37 days after the collection of punctate and receipt from the laboratory of the finished suspension of cardiomyoblasts, the patient underwent surgery by the claimed method. The operation was performed by analogy with example No. 1, with the exception of

- a diode laser with a wavelength of 0.97 μm, a radiation power of 10 W, an exposure of 1 s was used;

- hole diameter 1.0 mm;

- the distance between the channels is 1.5-2.0 cm;

- the number of completed channels 60;

- the amount of the drug administered is 10 ml;

- the drug is introduced into the area adjacent to necrosis (scar);

- the number of through channels 39, not through - 21.

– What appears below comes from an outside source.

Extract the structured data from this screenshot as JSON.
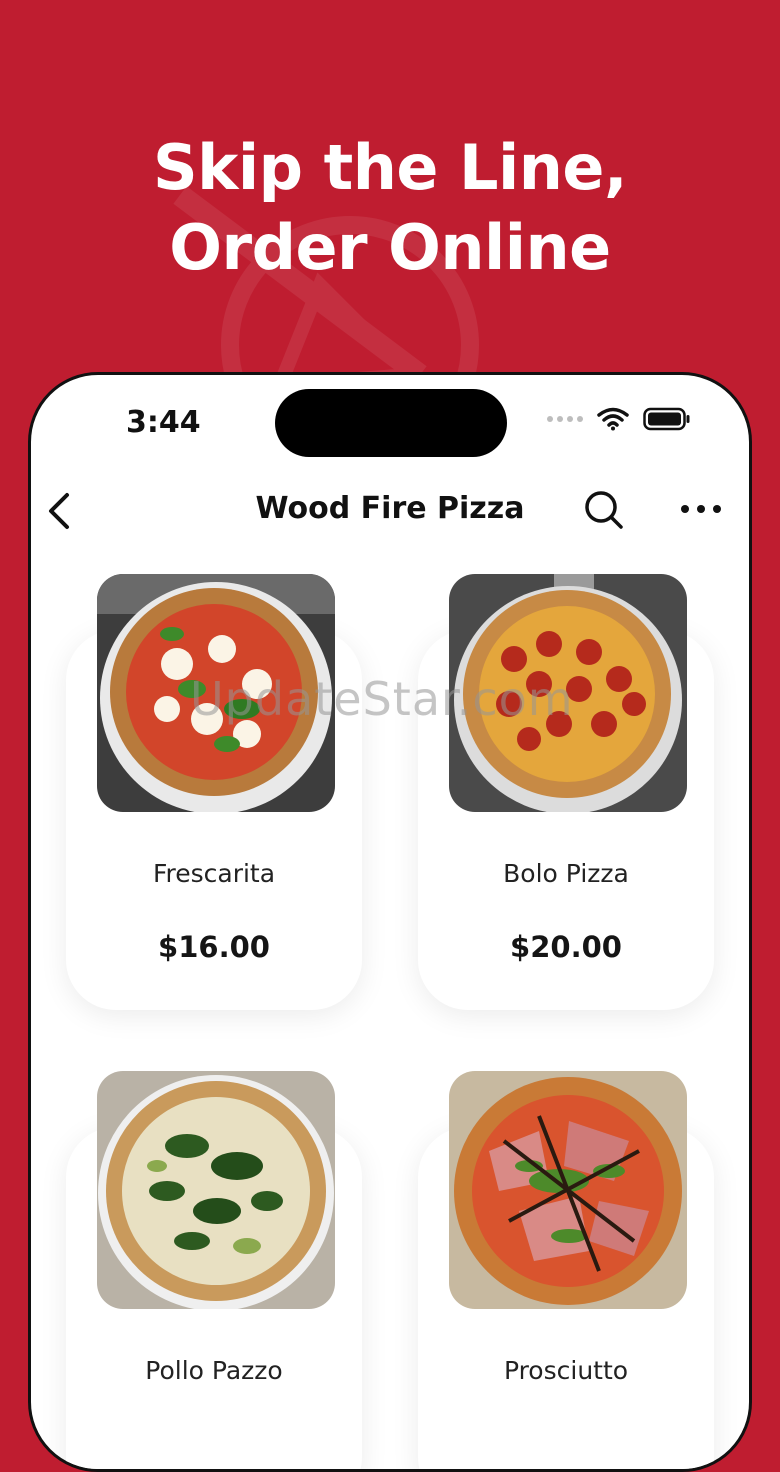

3 months after the operation, subjectively: improvement in general condition, transition of angina pectoris from IV to FC II, symptoms of heart failure disappeared.

Echocardiography after surgery: CSR LV 110 ml / m ² BWW LV 170 ml / m ² FV LV 42%

Claims (1)

A method for surgical treatment of heart diseases of ischemic origin, including preliminary multiple laser myocardial revascularization followed by the introduction of an autologous cell culture into the myocardium, characterized in that the cell culture is a suspension of cardiomyoblasts in isotonic saline containing 2 · 10 ⁸ cells in the presence of heparin multiplied within 35-40 days "in vitro" from autologous bone marrow mesenchymal stem cells extracted from a patient at the same time before discharge During treatment, the introduction of the suspension is carried out by multiple chipping of the area of the ischemic, but viable myocardium, bypassing the laser channels, while the total amount of the suspension is 8-10 ml.